Yay, that's great! Love good vets like that


----------



## zamxonk (Mar 6, 2013)

So I don't have as much hedgehog-related stuff to brag about, but I did want to brag about this past weekend.

I work Tues-Sat, and some Saturdays I start work around 11, so I can sleep in a bit. On weekdays, I catch Ambrose just as he's going to sleep for the day around 6:30-6:45, give him a footbath, and snuggle him for ~45 minutes before I go to work. On weekends, I've been lazy and often either skip the morning cuddle or do it around 11am.
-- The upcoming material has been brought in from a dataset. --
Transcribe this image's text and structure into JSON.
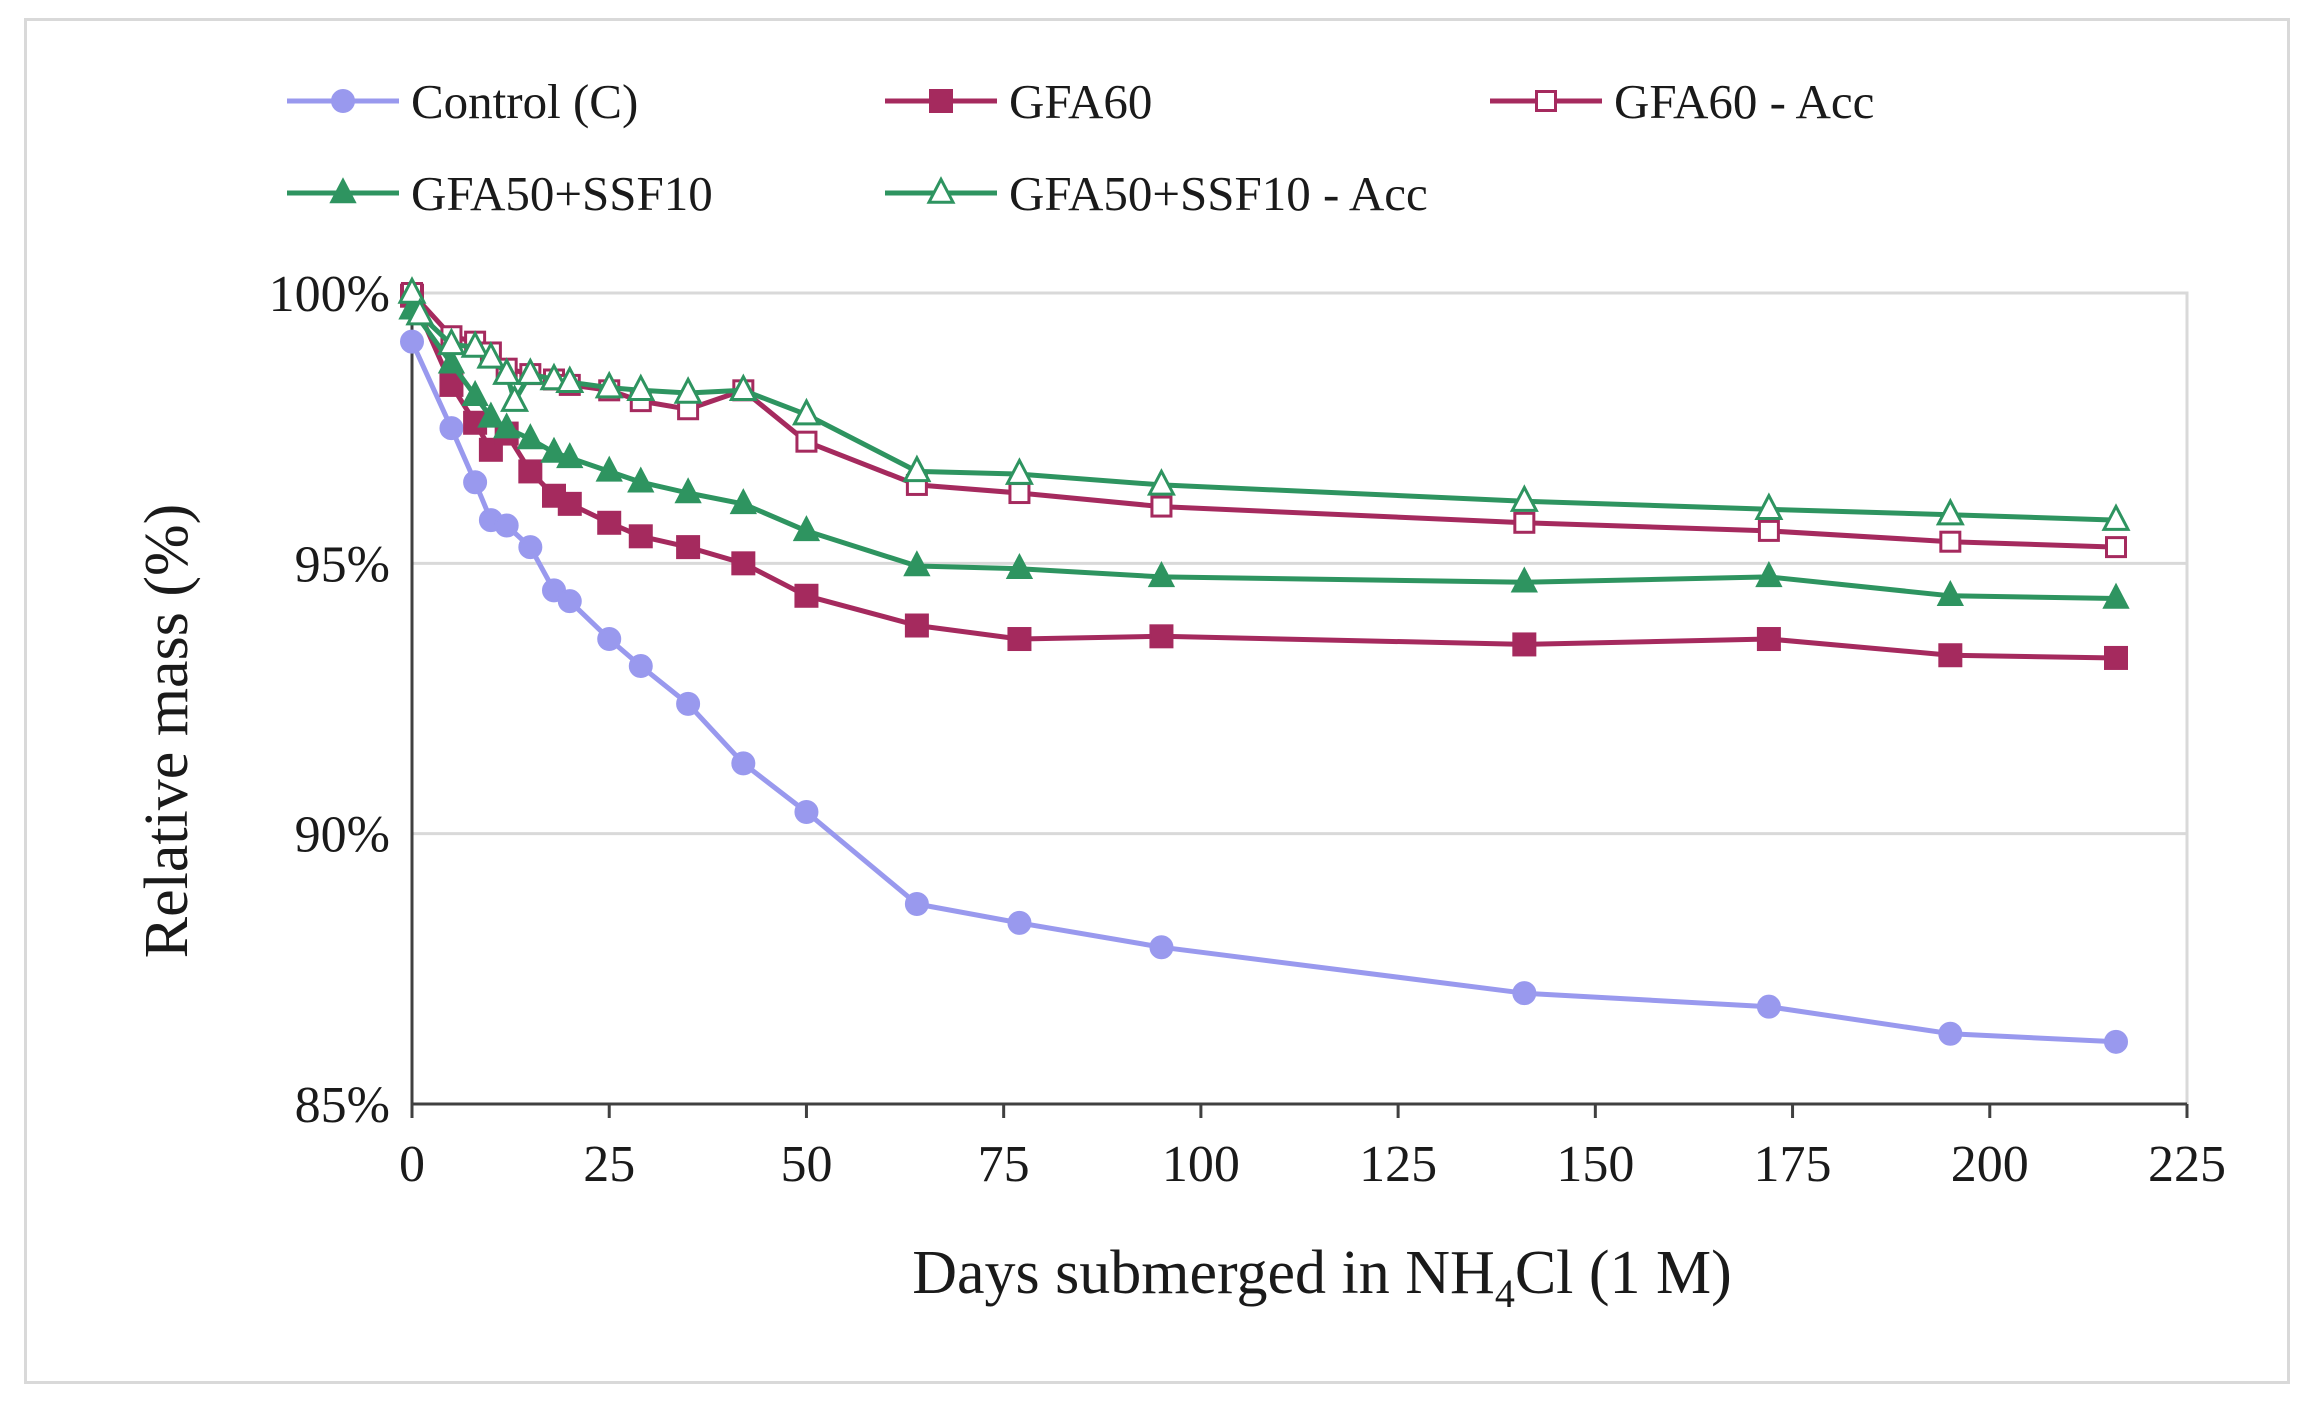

Saturday (starting work late) AND Sunday AND Monday, I got up before 7am to go through my morning routine with Ambrose! 

Plus I was uber busy (Saturday work+party, Sunday visit from another hedgie owner+RPG session, Monday biking+pet store+gym+necessary clothing shopping+dinner with friend) and I still cleaned his wheel every day before it was time for him to get up, and also swapped out old kibble for fresh before his light went off for the night! Usually the light going off is my cue to do it, and sometimes he gets up right after and is all   WHERE MY BOWL?

I did so good!


----------



## Annie&Tibbers (Apr 16, 2013)

I hate those little hedgie-eyes of accusation! A few times I've been actively cleaning his wheel when my small friend gets up, and he goes hunting around for it before giving up and just standing there, looking at me like a kicked his best friend. I DIDN'T STEAL YOUR WHEEL, I JUST BORROWED IT!!
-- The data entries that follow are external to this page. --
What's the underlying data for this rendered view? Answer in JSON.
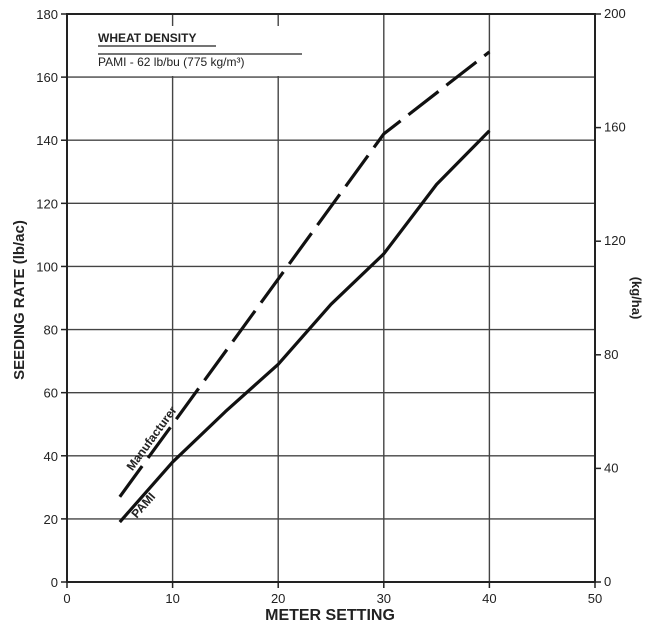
{
  "chart_data": {
    "type": "line",
    "title": "",
    "xlabel": "METER SETTING",
    "ylabel": "SEEDING RATE (lb/ac)",
    "y2label": "(kg/ha)",
    "xlim": [
      0,
      50
    ],
    "ylim": [
      0,
      180
    ],
    "y2lim": [
      0,
      200
    ],
    "grid": true,
    "x_ticks": [
      "0",
      "10",
      "20",
      "30",
      "40",
      "50"
    ],
    "y_ticks": [
      "0",
      "20",
      "40",
      "60",
      "80",
      "100",
      "120",
      "140",
      "160",
      "180"
    ],
    "y2_ticks": [
      "0",
      "40",
      "80",
      "120",
      "160",
      "200"
    ],
    "legend": {
      "title": "WHEAT DENSITY",
      "subtitle": "PAMI - 62 lb/bu (775 kg/m³)",
      "position": "top-left"
    },
    "series": [
      {
        "name": "Manufacturer",
        "style": "dashed",
        "x": [
          5,
          10,
          20,
          30,
          40
        ],
        "y": [
          27,
          50,
          96,
          142,
          168
        ]
      },
      {
        "name": "PAMI",
        "style": "solid",
        "x": [
          5,
          10,
          15,
          20,
          25,
          30,
          35,
          40
        ],
        "y": [
          19,
          38,
          54,
          69,
          88,
          104,
          126,
          143
        ]
      }
    ]
  }
}
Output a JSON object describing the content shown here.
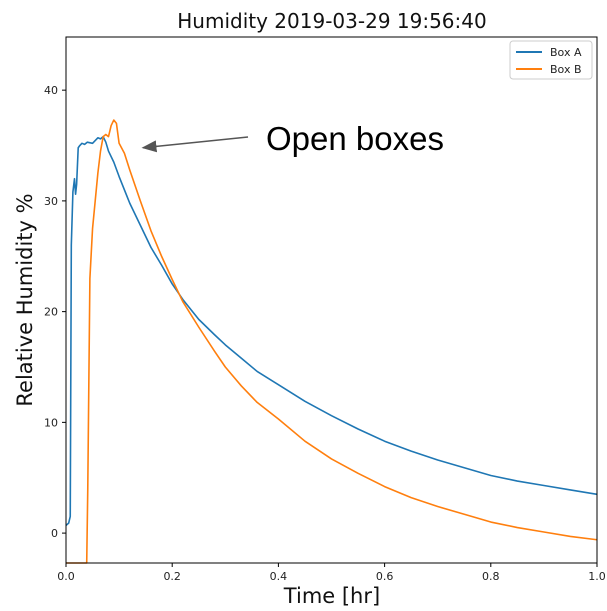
{
  "chart_data": {
    "type": "line",
    "title": "Humidity 2019-03-29 19:56:40",
    "xlabel": "Time [hr]",
    "ylabel": "Relative Humidity %",
    "xlim": [
      0.0,
      1.0
    ],
    "ylim": [
      -2.7,
      44.8
    ],
    "xticks": [
      0.0,
      0.2,
      0.4,
      0.6,
      0.8,
      1.0
    ],
    "xtick_labels": [
      "0.0",
      "0.2",
      "0.4",
      "0.6",
      "0.8",
      "1.0"
    ],
    "yticks": [
      0,
      10,
      20,
      30,
      40
    ],
    "ytick_labels": [
      "0",
      "10",
      "20",
      "30",
      "40"
    ],
    "grid": false,
    "legend_position": "top-right",
    "series": [
      {
        "name": "Box A",
        "color": "#1f77b4",
        "x": [
          0.0,
          0.005,
          0.008,
          0.01,
          0.013,
          0.016,
          0.018,
          0.02,
          0.023,
          0.026,
          0.03,
          0.035,
          0.04,
          0.05,
          0.06,
          0.065,
          0.07,
          0.075,
          0.08,
          0.09,
          0.1,
          0.12,
          0.14,
          0.16,
          0.18,
          0.2,
          0.22,
          0.25,
          0.28,
          0.3,
          0.33,
          0.36,
          0.4,
          0.45,
          0.5,
          0.55,
          0.6,
          0.65,
          0.7,
          0.75,
          0.8,
          0.85,
          0.9,
          0.95,
          1.0
        ],
        "y": [
          0.7,
          0.9,
          1.5,
          26.0,
          30.8,
          32.0,
          30.6,
          31.5,
          34.8,
          35.0,
          35.2,
          35.1,
          35.3,
          35.2,
          35.7,
          35.6,
          35.8,
          35.3,
          34.5,
          33.5,
          32.2,
          29.8,
          27.8,
          25.8,
          24.2,
          22.5,
          21.1,
          19.3,
          17.9,
          17.0,
          15.8,
          14.6,
          13.4,
          11.9,
          10.6,
          9.4,
          8.3,
          7.4,
          6.6,
          5.9,
          5.2,
          4.7,
          4.3,
          3.9,
          3.5
        ]
      },
      {
        "name": "Box B",
        "color": "#ff7f0e",
        "x": [
          0.0,
          0.01,
          0.02,
          0.03,
          0.039,
          0.041,
          0.045,
          0.05,
          0.055,
          0.06,
          0.065,
          0.07,
          0.075,
          0.08,
          0.085,
          0.09,
          0.095,
          0.1,
          0.11,
          0.12,
          0.14,
          0.16,
          0.18,
          0.2,
          0.22,
          0.25,
          0.28,
          0.3,
          0.33,
          0.36,
          0.4,
          0.45,
          0.5,
          0.55,
          0.6,
          0.65,
          0.7,
          0.75,
          0.8,
          0.85,
          0.9,
          0.95,
          1.0
        ],
        "y": [
          -2.7,
          -2.7,
          -2.7,
          -2.7,
          -2.7,
          4.0,
          23.0,
          27.5,
          30.0,
          32.5,
          34.5,
          35.8,
          36.0,
          35.8,
          36.8,
          37.3,
          37.0,
          35.2,
          34.3,
          32.8,
          30.0,
          27.3,
          25.0,
          22.9,
          20.9,
          18.6,
          16.4,
          15.0,
          13.3,
          11.8,
          10.3,
          8.3,
          6.7,
          5.4,
          4.2,
          3.2,
          2.4,
          1.7,
          1.0,
          0.5,
          0.1,
          -0.3,
          -0.6
        ]
      }
    ],
    "annotations": [
      {
        "text": "Open boxes",
        "arrow_to_x": 0.145,
        "arrow_to_y": 34.8
      }
    ]
  }
}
(So much koodos to all the accomplishments! I have a hedgehog sleeping with his head resting on my ankle. I have accomplished no astonishing hedgie-tasks, but I'm still very happy.)


----------



## abbys (Oct 13, 2012)

Piggy is being SUCH a good boy with his antibiotics!! I was nervous about having to give it to him with a syringe because this is the boy who won't let an extended nail trim session end without one of us bleeding, but he's doing really well and I'm so proud of him!


----------



## SpikeMoose (Dec 9, 2012)

Yay, Pig!!!! That must be such a relief. How is he doing? 
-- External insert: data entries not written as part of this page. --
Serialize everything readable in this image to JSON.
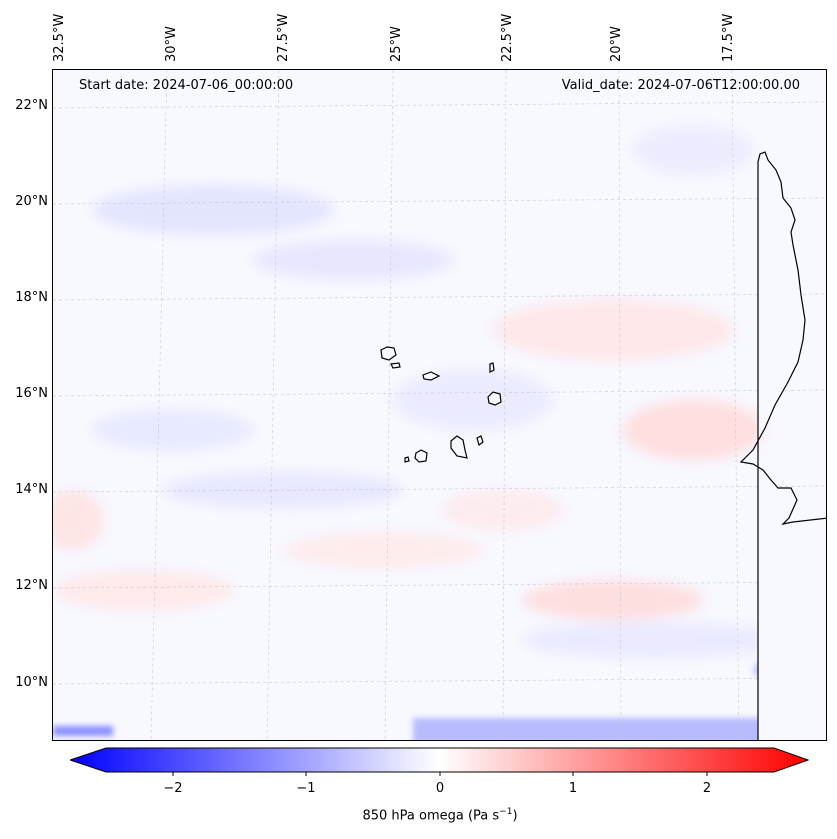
{
  "map": {
    "start_date_label": "Start date: 2024-07-06_00:00:00",
    "valid_date_label": "Valid_date: 2024-07-06T12:00:00.00",
    "lon_labels": [
      "32.5°W",
      "30°W",
      "27.5°W",
      "25°W",
      "22.5°W",
      "20°W",
      "17.5°W"
    ],
    "lat_labels": [
      "22°N",
      "20°N",
      "18°N",
      "16°N",
      "14°N",
      "12°N",
      "10°N"
    ],
    "variable": "850 hPa omega",
    "units": "(Pa s",
    "units_exp": "−1",
    "units_close": ")",
    "colorbar_ticks": [
      "−2",
      "−1",
      "0",
      "1",
      "2"
    ],
    "colorbar_range": [
      -2.75,
      2.75
    ],
    "colors": {
      "negative": "#0000ff",
      "neutral": "#ffffff",
      "positive": "#ff0000",
      "coast": "#000000"
    }
  }
}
Zamxonk- wow, what a lucky hedgie you have! Serious dedication to be up on your morning off- extra impressed since I am NOT a morning person


----------



## zamxonk (Mar 6, 2013)

I have trouble with the "getting out of bed" and "interacting with other humans" parts of mornings, but I love to be the only one up, with tea and Ambrose.

I think it really has made a difference, the consistency. He barely hisses at me when I pick him up anymore, day or night. I think when I would do it at random times he maybe felt more defensive because he couldn't anticipate what I was doing, but now he knows what his igloo lifting off around 6:30 signifies. It may be a yucky footbath, but it's expected. 

Also, for me, getting his wheel cleaned as soon as I come home from work has been a big piece of tending him well. Once I got settled in, particularly if he was sleeping on me, cleaning his wheel felt like a huge disturbance and annoyance. If I do it while I'm still on my feet, then I can relax, since changing his food at 8pm takes 1 minute, tops, and he usually sleeps on me until he's ready to wake up. Then I just change his food and water while he stretches and sniffs out of the top of the bonding bag, and put him back in his cage all ready to go, pig chores accomplished.

Wheeeeeee.


----------